I flinch when Addison taps me on the shoulder. “Lunch?”
My savior. “Yes.”
“Ethan?” Addison asks, leaning over the cubicle wall.
“Go on ahead.” He picks up his desk phone and wedges it between his ear and shoulder. “Careful with that one. She bites.”
* * *
For some baffling reason, the staff doesn’t observe an official Wednesday lunch alliteration.
“This seems like a grievous oversight,” I say, as I wait in line with Addison and C
.J. at the pita place down the street. We got here at 11:50 and still have fifteen people ahead of us. The line snakes through the room of tables and out the doors to the sidewalk. Better be a damn good pita.
“For a while there was a diner nearby that served chicken and waffles,” Addison says. He wears his sunglasses inside to block the bright glare of sunlight that skips off passing car windshields and cuts through the restaurant. And because they go with the outfit. “Then a brief campaign was made for adopting Wing Wednesday, but a salmonella outbreak had half the staff on the toilet for two days, so…”
“We’re about to eat.” C.J. grimaces and shoves Addison’s shoulder. “Is Ethan still at the office?”
“He had some calls to make,” I say, and turn away from an aspiring hedge fund type with a date rapist smile waiting for his order. “Why, should we see if he wants us to bring back something?”
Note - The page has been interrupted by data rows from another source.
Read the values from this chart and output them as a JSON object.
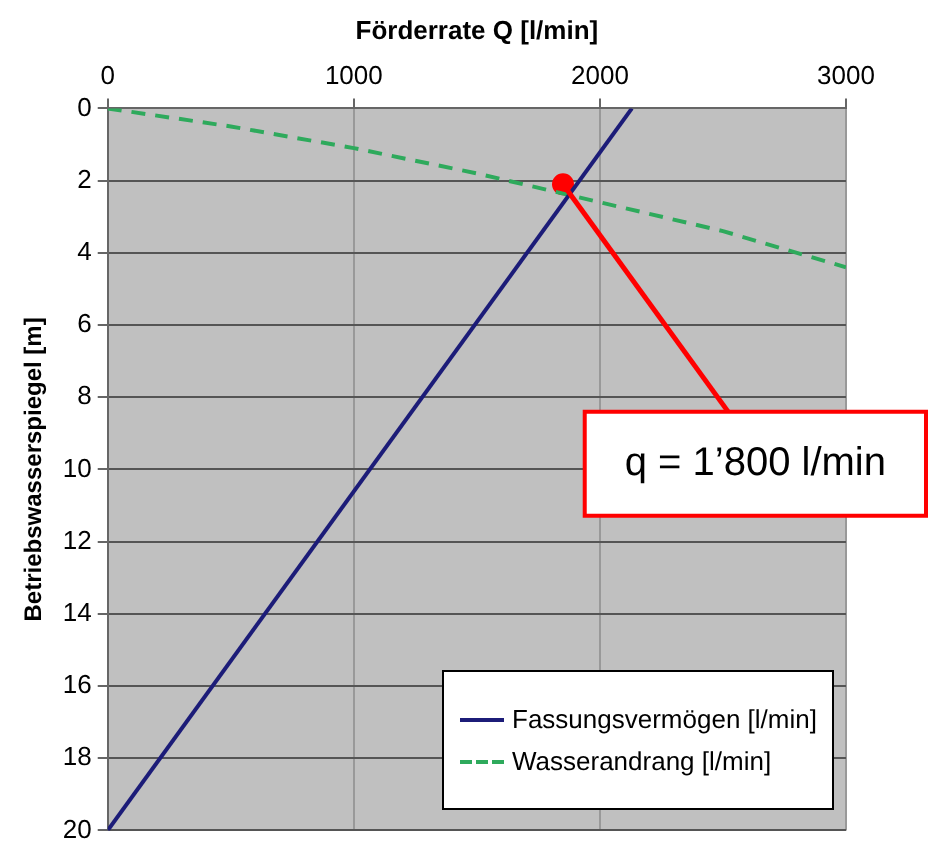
{
  "chart_data": {
    "type": "line",
    "xlabel": "Förderrate Q [l/min]",
    "ylabel": "Betriebswasserspiegel [m]",
    "xlim": [
      0,
      3000
    ],
    "xticks": [
      0,
      1000,
      2000,
      3000
    ],
    "ylim": [
      20,
      0
    ],
    "yticks": [
      0,
      2,
      4,
      6,
      8,
      10,
      12,
      14,
      16,
      18,
      20
    ],
    "grid": true,
    "legend": "bottom right",
    "series": [
      {
        "name": "Fassungsvermögen [l/min]",
        "color": "#1c1c78",
        "x": [
          0,
          2130
        ],
        "values": [
          20,
          0
        ],
        "line_style": "solid",
        "marker": "none"
      },
      {
        "name": "Wasserandrang [l/min]",
        "color": "#2eaa5c",
        "x": [
          0,
          500,
          1000,
          1500,
          2000,
          2500,
          3000
        ],
        "values": [
          0,
          0.5,
          1.1,
          1.8,
          2.6,
          3.4,
          4.4
        ],
        "line_style": "dashed",
        "marker": "none"
      },
      {
        "type": "scatter",
        "color": "#ff0000",
        "x": [
          1850
        ],
        "values": [
          2.1
        ],
        "marker": "circle"
      }
    ],
    "annotations": [
      {
        "text": "q = 1’800 l/min",
        "x": 1850,
        "y": 2.1
      }
    ]
  }
}
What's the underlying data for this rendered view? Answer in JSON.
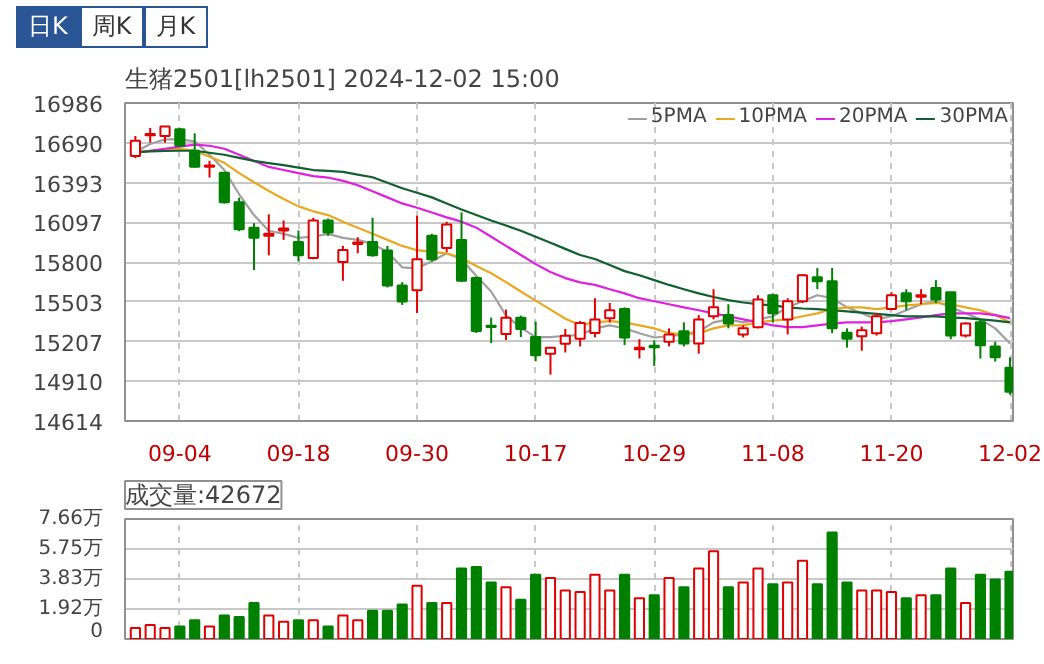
{
  "chart_data": [
    {
      "type": "candlestick",
      "title": "生猪2501[lh2501] 2024-12-02 15:00",
      "annotations": [
        "日K",
        "周K",
        "月K"
      ],
      "categories": [
        null,
        null,
        null,
        "09-04",
        null,
        null,
        null,
        null,
        null,
        null,
        null,
        "09-18",
        null,
        null,
        null,
        null,
        null,
        null,
        null,
        "09-30",
        null,
        null,
        null,
        null,
        null,
        null,
        null,
        "10-17",
        null,
        null,
        null,
        null,
        null,
        null,
        null,
        "10-29",
        null,
        null,
        null,
        null,
        null,
        null,
        null,
        "11-08",
        null,
        null,
        null,
        null,
        null,
        null,
        null,
        "11-20",
        null,
        null,
        null,
        null,
        null,
        null,
        null,
        "12-02"
      ],
      "ohlc": [
        [
          16590,
          16740,
          16575,
          16705
        ],
        [
          16745,
          16800,
          16690,
          16750
        ],
        [
          16740,
          16815,
          16690,
          16810
        ],
        [
          16790,
          16800,
          16665,
          16667
        ],
        [
          16630,
          16760,
          16505,
          16510
        ],
        [
          16510,
          16555,
          16430,
          16520
        ],
        [
          16465,
          16470,
          16235,
          16245
        ],
        [
          16245,
          16280,
          16030,
          16045
        ],
        [
          16055,
          16090,
          15740,
          15980
        ],
        [
          15995,
          16155,
          15850,
          16010
        ],
        [
          16035,
          16110,
          15965,
          16050
        ],
        [
          15950,
          16035,
          15805,
          15850
        ],
        [
          15830,
          16130,
          15820,
          16110
        ],
        [
          16110,
          16125,
          15995,
          16020
        ],
        [
          15800,
          15920,
          15660,
          15890
        ],
        [
          15935,
          15985,
          15865,
          15945
        ],
        [
          15950,
          16130,
          15840,
          15850
        ],
        [
          15885,
          15920,
          15610,
          15625
        ],
        [
          15625,
          15650,
          15480,
          15505
        ],
        [
          15590,
          16145,
          15420,
          15820
        ],
        [
          15995,
          16010,
          15805,
          15820
        ],
        [
          15905,
          16100,
          15875,
          16080
        ],
        [
          15965,
          16170,
          15650,
          15660
        ],
        [
          15680,
          15690,
          15270,
          15285
        ],
        [
          15320,
          15385,
          15195,
          15315
        ],
        [
          15263,
          15445,
          15218,
          15385
        ],
        [
          15385,
          15400,
          15240,
          15300
        ],
        [
          15240,
          15355,
          15060,
          15105
        ],
        [
          15115,
          15160,
          14960,
          15160
        ],
        [
          15190,
          15300,
          15125,
          15250
        ],
        [
          15227,
          15360,
          15170,
          15345
        ],
        [
          15270,
          15530,
          15238,
          15372
        ],
        [
          15380,
          15494,
          15350,
          15440
        ],
        [
          15450,
          15462,
          15180,
          15237
        ],
        [
          15150,
          15224,
          15080,
          15160
        ],
        [
          15175,
          15215,
          15025,
          15165
        ],
        [
          15206,
          15305,
          15170,
          15260
        ],
        [
          15283,
          15350,
          15170,
          15193
        ],
        [
          15193,
          15404,
          15116,
          15372
        ],
        [
          15395,
          15597,
          15372,
          15462
        ],
        [
          15404,
          15485,
          15305,
          15341
        ],
        [
          15260,
          15327,
          15237,
          15305
        ],
        [
          15314,
          15552,
          15305,
          15521
        ],
        [
          15552,
          15566,
          15350,
          15417
        ],
        [
          15372,
          15530,
          15260,
          15507
        ],
        [
          15507,
          15710,
          15494,
          15701
        ],
        [
          15687,
          15755,
          15597,
          15656
        ],
        [
          15656,
          15755,
          15269,
          15305
        ],
        [
          15273,
          15305,
          15161,
          15228
        ],
        [
          15246,
          15318,
          15138,
          15291
        ],
        [
          15269,
          15417,
          15251,
          15395
        ],
        [
          15449,
          15575,
          15440,
          15552
        ],
        [
          15566,
          15597,
          15440,
          15507
        ],
        [
          15540,
          15597,
          15485,
          15548
        ],
        [
          15606,
          15665,
          15494,
          15521
        ],
        [
          15575,
          15575,
          15224,
          15251
        ],
        [
          15251,
          15350,
          15237,
          15341
        ],
        [
          15350,
          15372,
          15080,
          15179
        ],
        [
          15170,
          15206,
          15057,
          15089
        ],
        [
          15012,
          15089,
          14810,
          14832
        ]
      ],
      "colors": [
        "#e00000",
        "#e00000",
        "#e00000",
        "#008000",
        "#008000",
        "#e00000",
        "#008000",
        "#008000",
        "#008000",
        "#e00000",
        "#e00000",
        "#008000",
        "#e00000",
        "#008000",
        "#e00000",
        "#e00000",
        "#008000",
        "#008000",
        "#008000",
        "#e00000",
        "#008000",
        "#e00000",
        "#008000",
        "#008000",
        "#008000",
        "#e00000",
        "#008000",
        "#008000",
        "#e00000",
        "#e00000",
        "#e00000",
        "#e00000",
        "#e00000",
        "#008000",
        "#e00000",
        "#008000",
        "#e00000",
        "#008000",
        "#e00000",
        "#e00000",
        "#008000",
        "#e00000",
        "#e00000",
        "#008000",
        "#e00000",
        "#e00000",
        "#008000",
        "#008000",
        "#008000",
        "#e00000",
        "#e00000",
        "#e00000",
        "#008000",
        "#e00000",
        "#008000",
        "#008000",
        "#e00000",
        "#008000",
        "#008000",
        "#008000"
      ],
      "series": [
        {
          "type": "line",
          "name": "5PMA",
          "color": "#a0a0a0",
          "values": [
            16620,
            16680,
            16715,
            16715,
            16700,
            16600,
            16486,
            16305,
            16150,
            16033,
            16010,
            15980,
            15990,
            16010,
            15980,
            15965,
            15935,
            15875,
            15760,
            15753,
            15805,
            15865,
            15820,
            15695,
            15580,
            15400,
            15310,
            15240,
            15240,
            15250,
            15255,
            15305,
            15327,
            15305,
            15269,
            15237,
            15246,
            15260,
            15282,
            15350,
            15372,
            15350,
            15372,
            15395,
            15462,
            15507,
            15552,
            15530,
            15462,
            15417,
            15372,
            15395,
            15440,
            15485,
            15507,
            15462,
            15417,
            15372,
            15305,
            15192
          ]
        },
        {
          "type": "line",
          "name": "10PMA",
          "color": "#e8a820",
          "values": [
            16620,
            16630,
            16640,
            16645,
            16630,
            16585,
            16540,
            16463,
            16395,
            16330,
            16270,
            16215,
            16178,
            16150,
            16100,
            16056,
            16010,
            15965,
            15920,
            15888,
            15875,
            15865,
            15830,
            15770,
            15716,
            15650,
            15580,
            15512,
            15445,
            15377,
            15330,
            15350,
            15359,
            15350,
            15327,
            15305,
            15269,
            15260,
            15269,
            15305,
            15327,
            15327,
            15350,
            15363,
            15372,
            15395,
            15417,
            15449,
            15462,
            15462,
            15449,
            15462,
            15476,
            15485,
            15494,
            15485,
            15462,
            15440,
            15404,
            15350
          ]
        },
        {
          "type": "line",
          "name": "20PMA",
          "color": "#e020e0",
          "values": [
            16613,
            16630,
            16645,
            16660,
            16676,
            16667,
            16645,
            16600,
            16554,
            16509,
            16486,
            16463,
            16440,
            16430,
            16405,
            16373,
            16328,
            16282,
            16237,
            16205,
            16169,
            16133,
            16101,
            16056,
            15988,
            15920,
            15852,
            15784,
            15725,
            15680,
            15648,
            15629,
            15597,
            15566,
            15530,
            15507,
            15485,
            15462,
            15440,
            15417,
            15395,
            15372,
            15350,
            15327,
            15314,
            15314,
            15327,
            15341,
            15350,
            15350,
            15350,
            15359,
            15372,
            15386,
            15404,
            15417,
            15417,
            15417,
            15404,
            15381
          ]
        },
        {
          "type": "line",
          "name": "30PMA",
          "color": "#106030",
          "values": [
            16620,
            16625,
            16628,
            16630,
            16630,
            16615,
            16600,
            16577,
            16554,
            16538,
            16522,
            16504,
            16486,
            16479,
            16472,
            16452,
            16432,
            16391,
            16350,
            16316,
            16282,
            16237,
            16192,
            16151,
            16110,
            16072,
            16033,
            15988,
            15943,
            15898,
            15852,
            15822,
            15777,
            15732,
            15701,
            15665,
            15629,
            15597,
            15566,
            15539,
            15516,
            15498,
            15485,
            15476,
            15462,
            15453,
            15449,
            15440,
            15431,
            15422,
            15413,
            15404,
            15395,
            15395,
            15395,
            15386,
            15381,
            15372,
            15363,
            15350
          ]
        }
      ],
      "ylim": [
        14614,
        16986
      ],
      "yticks": [
        14614,
        14910,
        15207,
        15503,
        15800,
        16097,
        16393,
        16690,
        16986
      ],
      "grid": true,
      "legend": "top right"
    },
    {
      "type": "bar",
      "title": "成交量:42672",
      "categories": [
        null,
        null,
        null,
        null,
        null,
        null,
        null,
        null,
        null,
        null,
        null,
        null,
        null,
        null,
        null,
        null,
        null,
        null,
        null,
        null,
        null,
        null,
        null,
        null,
        null,
        null,
        null,
        null,
        null,
        null,
        null,
        null,
        null,
        null,
        null,
        null,
        null,
        null,
        null,
        null,
        null,
        null,
        null,
        null,
        null,
        null,
        null,
        null,
        null,
        null,
        null,
        null,
        null,
        null,
        null,
        null,
        null,
        null,
        null,
        null
      ],
      "values": [
        0.7,
        0.9,
        0.7,
        0.8,
        1.2,
        0.8,
        1.5,
        1.4,
        2.3,
        1.5,
        1.1,
        1.2,
        1.2,
        0.8,
        1.5,
        1.2,
        1.8,
        1.8,
        2.2,
        3.4,
        2.3,
        2.3,
        4.5,
        4.6,
        3.6,
        3.3,
        2.5,
        4.1,
        3.9,
        3.1,
        3.0,
        4.1,
        3.1,
        4.1,
        2.6,
        2.8,
        3.9,
        3.3,
        4.5,
        5.6,
        3.3,
        3.6,
        4.5,
        3.5,
        3.6,
        5.0,
        3.5,
        6.8,
        3.6,
        3.1,
        3.1,
        3.0,
        2.6,
        2.8,
        2.8,
        4.5,
        2.3,
        4.1,
        3.8,
        4.3
      ],
      "colors": [
        "#e00000",
        "#e00000",
        "#e00000",
        "#008000",
        "#008000",
        "#e00000",
        "#008000",
        "#008000",
        "#008000",
        "#e00000",
        "#e00000",
        "#008000",
        "#e00000",
        "#008000",
        "#e00000",
        "#e00000",
        "#008000",
        "#008000",
        "#008000",
        "#e00000",
        "#008000",
        "#e00000",
        "#008000",
        "#008000",
        "#008000",
        "#e00000",
        "#008000",
        "#008000",
        "#e00000",
        "#e00000",
        "#e00000",
        "#e00000",
        "#e00000",
        "#008000",
        "#e00000",
        "#008000",
        "#e00000",
        "#008000",
        "#e00000",
        "#e00000",
        "#008000",
        "#e00000",
        "#e00000",
        "#008000",
        "#e00000",
        "#e00000",
        "#008000",
        "#008000",
        "#008000",
        "#e00000",
        "#e00000",
        "#e00000",
        "#008000",
        "#e00000",
        "#008000",
        "#008000",
        "#e00000",
        "#008000",
        "#008000",
        "#008000"
      ],
      "ylim": [
        0,
        7.66
      ],
      "yticks": [
        0,
        {
          "value": 1.92,
          "label": "1.92万"
        },
        {
          "value": 3.83,
          "label": "3.83万"
        },
        {
          "value": 5.75,
          "label": "5.75万"
        },
        {
          "value": 7.66,
          "label": "7.66万"
        }
      ],
      "grid": true
    }
  ]
}
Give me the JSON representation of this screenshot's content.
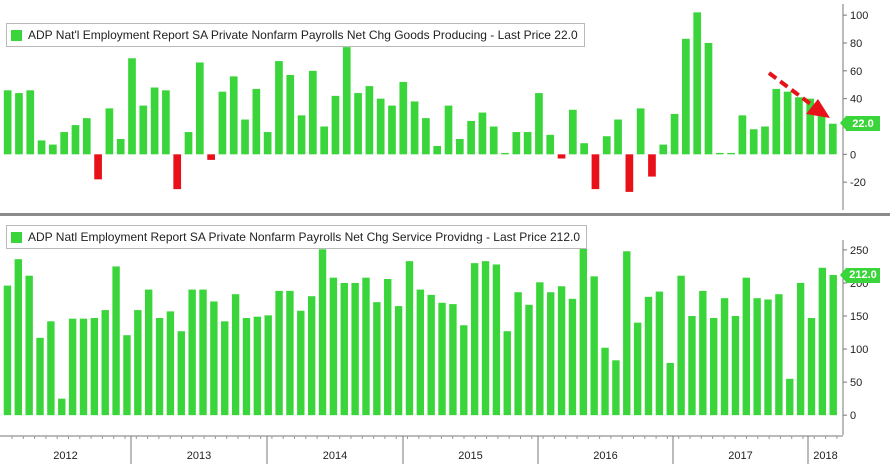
{
  "colors": {
    "positive": "#3ad53a",
    "negative": "#e8111a",
    "arrow": "#e8111a",
    "separator": "#8a8a8a"
  },
  "chart_data": [
    {
      "type": "bar",
      "title": "ADP Nat'l Employment Report SA Private Nonfarm Payrolls Net Chg Goods Producing - Last Price 22.0",
      "last_price_label": "22.0",
      "ylim": [
        -40,
        108
      ],
      "y_ticks": [
        -20,
        0,
        20,
        40,
        60,
        80,
        100
      ],
      "y_tick_labels": [
        "-20",
        "0",
        "20",
        "40",
        "60",
        "80",
        "100"
      ],
      "values": [
        46,
        44,
        46,
        10,
        7,
        16,
        21,
        26,
        -18,
        33,
        11,
        69,
        35,
        48,
        46,
        -25,
        16,
        66,
        -4,
        45,
        56,
        25,
        47,
        16,
        67,
        57,
        28,
        60,
        20,
        42,
        77,
        44,
        49,
        40,
        35,
        52,
        38,
        26,
        6,
        35,
        11,
        24,
        30,
        20,
        1,
        16,
        16,
        44,
        14,
        -3,
        32,
        8,
        -25,
        13,
        25,
        -27,
        33,
        -16,
        7,
        29,
        83,
        102,
        80,
        1,
        1,
        28,
        18,
        20,
        47,
        45,
        41,
        40,
        29,
        22
      ]
    },
    {
      "type": "bar",
      "title": "ADP Natl Employment Report SA Private Nonfarm Payrolls Net Chg Service Providng - Last Price 212.0",
      "last_price_label": "212.0",
      "ylim": [
        -30,
        265
      ],
      "y_ticks": [
        0,
        50,
        100,
        150,
        200,
        250
      ],
      "y_tick_labels": [
        "0",
        "50",
        "100",
        "150",
        "200",
        "250"
      ],
      "values": [
        196,
        236,
        211,
        117,
        142,
        25,
        146,
        146,
        147,
        159,
        225,
        121,
        159,
        190,
        147,
        157,
        127,
        190,
        190,
        172,
        142,
        183,
        147,
        149,
        151,
        188,
        188,
        158,
        180,
        251,
        208,
        200,
        200,
        208,
        171,
        206,
        165,
        233,
        190,
        182,
        170,
        168,
        136,
        230,
        233,
        228,
        127,
        186,
        167,
        201,
        186,
        195,
        176,
        252,
        210,
        102,
        83,
        248,
        140,
        179,
        187,
        79,
        211,
        150,
        188,
        147,
        177,
        150,
        208,
        177,
        175,
        183,
        55,
        200,
        147,
        223,
        212
      ]
    }
  ],
  "x_axis": {
    "years": [
      "2012",
      "2013",
      "2014",
      "2015",
      "2016",
      "2017",
      "2018"
    ]
  }
}
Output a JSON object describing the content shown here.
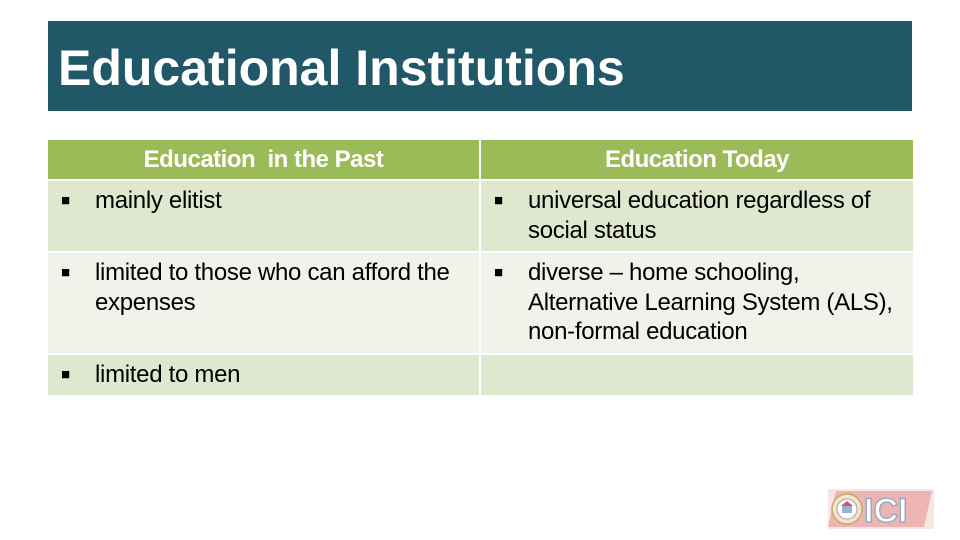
{
  "slide": {
    "title": "Educational Institutions"
  },
  "table": {
    "headers": [
      "Education  in the Past",
      "Education Today"
    ],
    "bullet_glyph": "■",
    "rows": [
      {
        "past": "mainly elitist",
        "today": "universal education regardless of social status"
      },
      {
        "past": "limited to those who can afford the expenses",
        "today": "diverse – home schooling, Alternative Learning System (ALS), non-formal education"
      },
      {
        "past": "limited to men",
        "today": ""
      }
    ]
  },
  "logo": {
    "text": "ICI",
    "icon": "seal-logo-icon"
  },
  "colors": {
    "title_bar": "#215868",
    "header_bg": "#9bbb59",
    "row_odd": "#dfe8cf",
    "row_even": "#eff3e9",
    "logo_accent": "#d9534f"
  }
}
“Don’t do it.” C.J. shakes her head.
For someone who takes senators and pundits to task with the pitiless wit of a George Carlin and Samantha Bee love child, she’s more approachable than I expected. And shorter. But then I had envisioned Serena Williams with a tape recorder and pencils in her hair.
“What, does he stiff you on the check?”
Addison takes off his sunglasses and looks at C.J. as if trying to parse out how best to phrase a response. “Ethan tends to be very popular with new girls. Usually interns,” he qualifies, like I might take offense otherwise. “Before you know it, they’re picking up his lunch orders, spending their weekends fact-checking his manuscripts, and devoting three weeks buried in the city hall archives of some tiny municipality in West Virginia.”
“Oh, wow, yeah,” C.J. says, taking a few steps forward as the line inches closer to the register. “I forgot about…”
“Brandy? Brittany?” Addison shrugs. “Something like that. She was never seen or heard from again.”
“Is that what happened to Vee?”
A pause. C.J. and Addison stare at me like I just farted at a funeral.
“Persona non grata, sweetheart.” Flippant, almost joking. Even I recognize Vee is a sore subject Addison would rather hurry past. “Let’s call it creative differences.”